Data‐Worth Analysis for Heterogeneous Subsurface Structure Identification With a Stochastic Deep Learning Framework

TLDR: In this paper , the authors extended a recently developed stage-wise stochastic deep learning inversion framework by coupling it with nonisothermal flow and transport simulations to estimate subsurface structures.

Abstract: Reliable characterization of subsurface structures is essential for earth sciences and related applications. Data assimilation‐based identification frameworks can reasonably estimate subsurface structures using available lithological (e.g., borehole core, well log) and dynamic (e.g., hydraulic head, solute concentration) observations. However, a reasonable selection of the observation type and frequency is essential for accurate structure identification. To achieve this, we extended a recently developed stage‐wise stochastic deep learning inversion framework by coupling it with non‐isothermal flow and transport simulations.

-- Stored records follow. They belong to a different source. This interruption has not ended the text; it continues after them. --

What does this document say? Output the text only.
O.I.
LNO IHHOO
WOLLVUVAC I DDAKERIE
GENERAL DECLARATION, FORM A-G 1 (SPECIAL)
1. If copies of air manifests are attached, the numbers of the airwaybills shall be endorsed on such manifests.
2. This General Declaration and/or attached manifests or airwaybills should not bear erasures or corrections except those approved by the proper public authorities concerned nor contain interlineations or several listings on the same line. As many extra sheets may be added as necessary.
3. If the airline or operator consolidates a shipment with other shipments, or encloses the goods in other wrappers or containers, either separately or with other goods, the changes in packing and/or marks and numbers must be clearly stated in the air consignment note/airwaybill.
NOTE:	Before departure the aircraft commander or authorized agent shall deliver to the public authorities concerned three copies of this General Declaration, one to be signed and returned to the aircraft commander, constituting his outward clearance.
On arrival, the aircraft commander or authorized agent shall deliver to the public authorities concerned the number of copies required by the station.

With the extended framework, the worth of three common observations (hydraulic head, concentration, and temperature) are compared under different observation noise and frequency. The framework combines the emerging deep‐learning (DL)‐based framework with the traditional stochastic approaches. This combination makes it possible to simultaneously compare the ability of these two methods to assimilate observation data. Our results show that including at least one type of dynamic observation strongly improves subsurface structure identifiability and reduces the uncertainty. However, the DL‐based framework is able to identify subsurface structures more accurately than stochastic identification methods under the same scenarios. Assimilation of certain types of dynamic observations could reduce the prediction error for related dynamic responses, but not necessarily for other uncorrelated dynamic responses. Observation data worth is affected by the observation noise and frequency. High observation noise increases the uncertainty of the prediction and reduces the estimation accuracy. However, the higher observation frequency can significantly improve the temporal dynamic information of observations. This information can compensate for negative impacts of high observation noise.